People loot shops in Soweto, July 12 2021.
People loot shops in Soweto, July 12 2021.
Image: Papi Morake

The standoff at the top found expression on the ground, resulting in sporadic riots of a tragic scale. No-one should dare blame it on “ethnic mobilisation".

The rot lies within. Some castigate President Cyril Ramaphosa as a rags-to-riches elitist patronised by unscrupulous capitalists who masquerade as secret donors. Others harbour a grudge that these donors pledged about half a billion rand to his CR17 campaign, but couldn’t aid poor students protesting to gain admission at higher education institutions amid the rising levels of poverty and unemployment in the country.

So it should come as no surprise that the incarceration of former president Jacob Zuma laid the scene for looting as a means of vengeance. This has convulsed the economy at a huge cost to society.

However, the Constitutional Court cannot be absolved for gambling with justice to risk a legitimacy crisis. It misdirected itself by allowing the state capture commission to undermine the hierarchy of courts and violate the constitution.

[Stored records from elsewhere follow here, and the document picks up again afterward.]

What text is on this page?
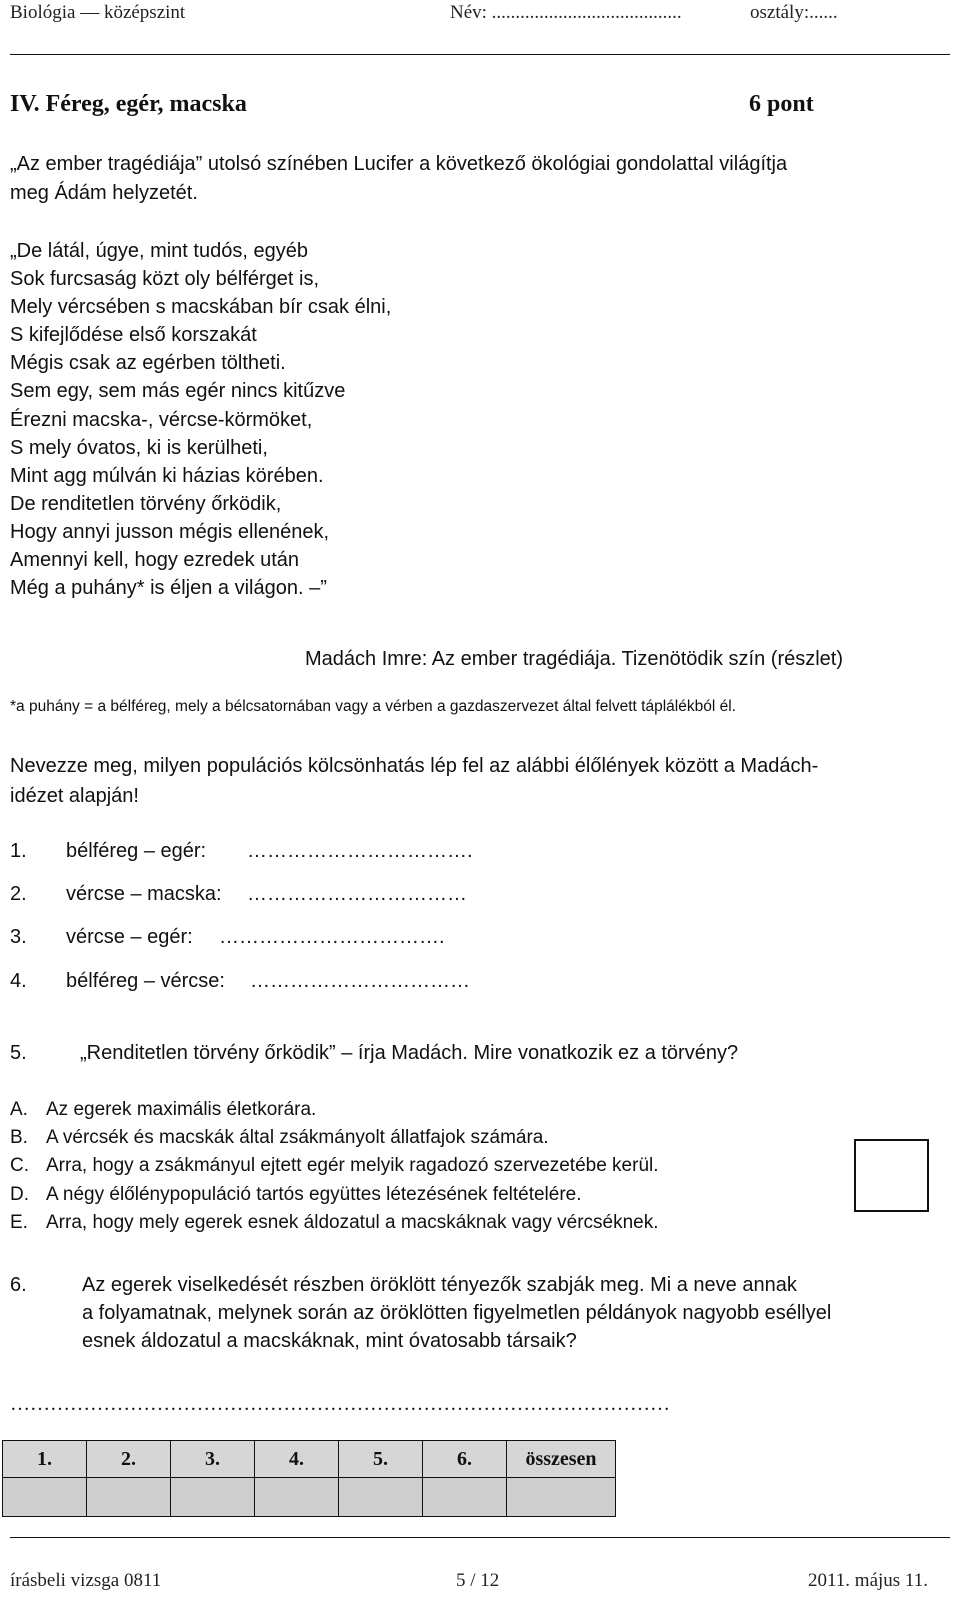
Biológia — középszint	Név: ........................................	osztály:......
IV. Féreg, egér, macska	6 pont
„Az ember tragédiája” utolsó színében Lucifer a következő ökológiai gondolattal világítja
meg Ádám helyzetét.
„De látál, úgye, mint tudós, egyéb
Sok furcsaság közt oly bélférget is,
Mely vércsében s macskában bír csak élni,
S kifejlődése első korszakát
Mégis csak az egérben töltheti.
Sem egy, sem más egér nincs kitűzve
Érezni macska-, vércse-körmöket,
S mely óvatos, ki is kerülheti,
Mint agg múlván ki házias körében.
De renditetlen törvény őrködik,
Hogy annyi jusson mégis ellenének,
Amennyi kell, hogy ezredek után
Még a puhány* is éljen a világon. –”
Madách Imre: Az ember tragédiája. Tizenötödik szín (részlet)
*a puhány = a bélféreg, mely a bélcsatornában vagy a vérben a gazdaszervezet által felvett táplálékból él.
Nevezze meg, milyen populációs kölcsönhatás lép fel az alábbi élőlények között a Madách-
idézet alapján!
1. bélféreg – egér: …………………………….
2. vércse – macska: ……………………………
3. vércse – egér: …………………………….
4. bélféreg – vércse: ……………………………
5.	„Renditetlen törvény őrködik” – írja Madách. Mire vonatkozik ez a törvény?
A. Az egerek maximális életkorára.
B. A vércsék és macskák által zsákmányolt állatfajok számára.
C. Arra, hogy a zsákmányul ejtett egér melyik ragadozó szervezetébe kerül.
D. A négy élőlénypopuláció tartós együttes létezésének feltételére.
E. Arra, hogy mely egerek esnek áldozatul a macskáknak vagy vércséknek.
6.	Az egerek viselkedését részben öröklött tényezők szabják meg. Mi a neve annak
a folyamatnak, melynek során az öröklötten figyelmetlen példányok nagyobb eséllyel
esnek áldozatul a macskáknak, mint óvatosabb társaik?
………………………………………………………………………………………
1.	2.	3.	4.	5.	6.	összesen

írásbeli vizsga 0811	5 / 12	2011. május 11.
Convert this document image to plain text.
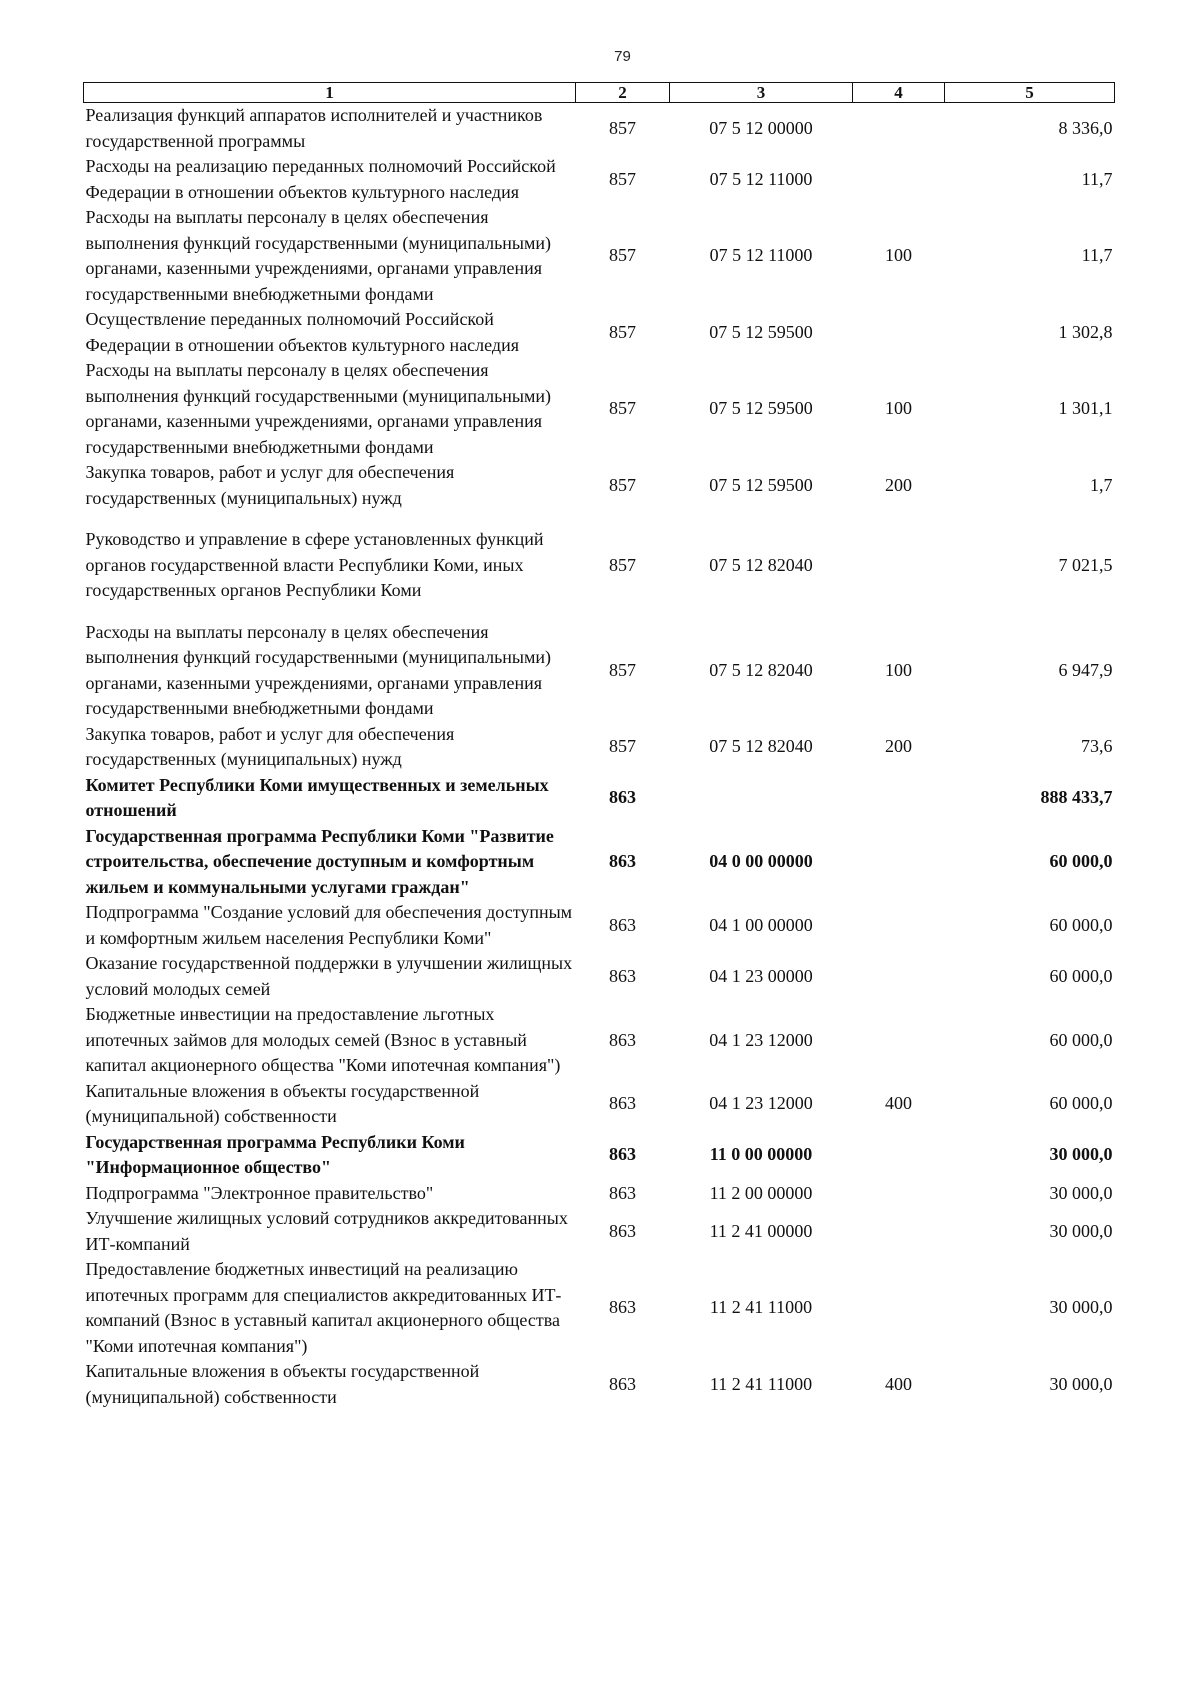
79
1	2	3	4	5
Реализация функций аппаратов исполнителей и участников государственной программы	857	07 5 12 00000		8 336,0
Расходы на реализацию переданных полномочий Российской Федерации в отношении объектов культурного наследия	857	07 5 12 11000		11,7
Расходы на выплаты персоналу в целях обеспечения выполнения функций государственными (муниципальными) органами, казенными учреждениями, органами управления государственными внебюджетными фондами	857	07 5 12 11000	100	11,7
Осуществление переданных полномочий Российской Федерации в отношении объектов культурного наследия	857	07 5 12 59500		1 302,8
Расходы на выплаты персоналу в целях обеспечения выполнения функций государственными (муниципальными) органами, казенными учреждениями, органами управления государственными внебюджетными фондами	857	07 5 12 59500	100	1 301,1
Закупка товаров, работ и услуг для обеспечения государственных (муниципальных) нужд	857	07 5 12 59500	200	1,7
Руководство и управление в сфере установленных функций органов государственной власти Республики Коми, иных государственных органов Республики Коми	857	07 5 12 82040		7 021,5
Расходы на выплаты персоналу в целях обеспечения выполнения функций государственными (муниципальными) органами, казенными учреждениями, органами управления государственными внебюджетными фондами	857	07 5 12 82040	100	6 947,9
Закупка товаров, работ и услуг для обеспечения государственных (муниципальных) нужд	857	07 5 12 82040	200	73,6
Комитет Республики Коми имущественных и земельных отношений	863			888 433,7
Государственная программа Республики Коми "Развитие строительства, обеспечение доступным и комфортным жильем и коммунальными услугами граждан"	863	04 0 00 00000		60 000,0
Подпрограмма "Создание условий для обеспечения доступным и комфортным жильем населения Республики Коми"	863	04 1 00 00000		60 000,0
Оказание государственной поддержки в улучшении жилищных условий молодых семей	863	04 1 23 00000		60 000,0
Бюджетные инвестиции на предоставление льготных ипотечных займов для молодых семей (Взнос в уставный капитал акционерного общества "Коми ипотечная компания")	863	04 1 23 12000		60 000,0
Капитальные вложения в объекты государственной (муниципальной) собственности	863	04 1 23 12000	400	60 000,0
Государственная программа Республики Коми "Информационное общество"	863	11 0 00 00000		30 000,0
Подпрограмма "Электронное правительство"	863	11 2 00 00000		30 000,0
Улучшение жилищных условий сотрудников аккредитованных ИТ-компаний	863	11 2 41 00000		30 000,0
Предоставление бюджетных инвестиций на реализацию ипотечных программ для специалистов аккредитованных ИТ-компаний (Взнос в уставный капитал акционерного общества "Коми ипотечная компания")	863	11 2 41 11000		30 000,0
Капитальные вложения в объекты государственной (муниципальной) собственности	863	11 2 41 11000	400	30 000,0
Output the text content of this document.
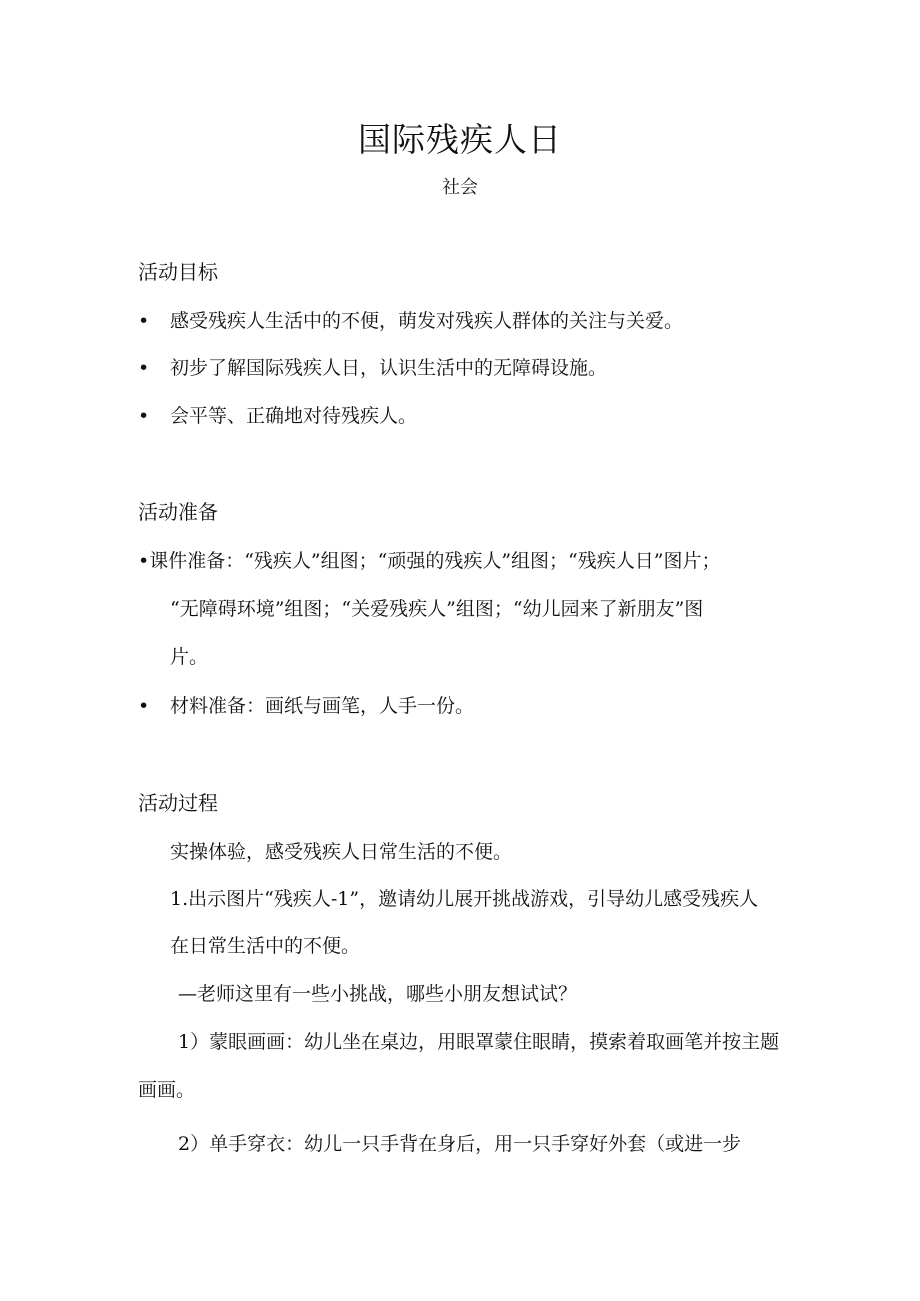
国际残疾人日
社会
活动目标
• 感受残疾人生活中的不便，萌发对残疾人群体的关注与关爱。
• 初步了解国际残疾人日，认识生活中的无障碍设施。
• 会平等、正确地对待残疾人。
活动准备
•课件准备：“残疾人”组图；“顽强的残疾人”组图；“残疾人日”图片；
“无障碍环境”组图；“关爱残疾人”组图；“幼儿园来了新朋友”图
片。
• 材料准备：画纸与画笔，人手一份。
活动过程
实操体验，感受残疾人日常生活的不便。
1.出示图片“残疾人-1”，邀请幼儿展开挑战游戏，引导幼儿感受残疾人
在日常生活中的不便。
—老师这里有一些小挑战，哪些小朋友想试试？
1）蒙眼画画：幼儿坐在桌边，用眼罩蒙住眼睛，摸索着取画笔并按主题
画画。
2）单手穿衣：幼儿一只手背在身后，用一只手穿好外套（或进一步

This is no way to run the judiciary. If aggrieved parties were to present a petition to the international court of justice, the course the commission followed would be declared unjust to sustain the minority judgment of the apex court.

The constitution clearly stipulates that a court, when interpreting the Bill of Rights, must have regard for international law. Therefore, any violation of the rules of international law constitutes an infringement of the principles of human rights.

Hopefully, this avenue would be explored to restore the system of judicial precedent in accordance with the needs of everyday legal practice. Needless to say the judiciary is perceived to be influenced to dispense a selective justice. But history will be the judge.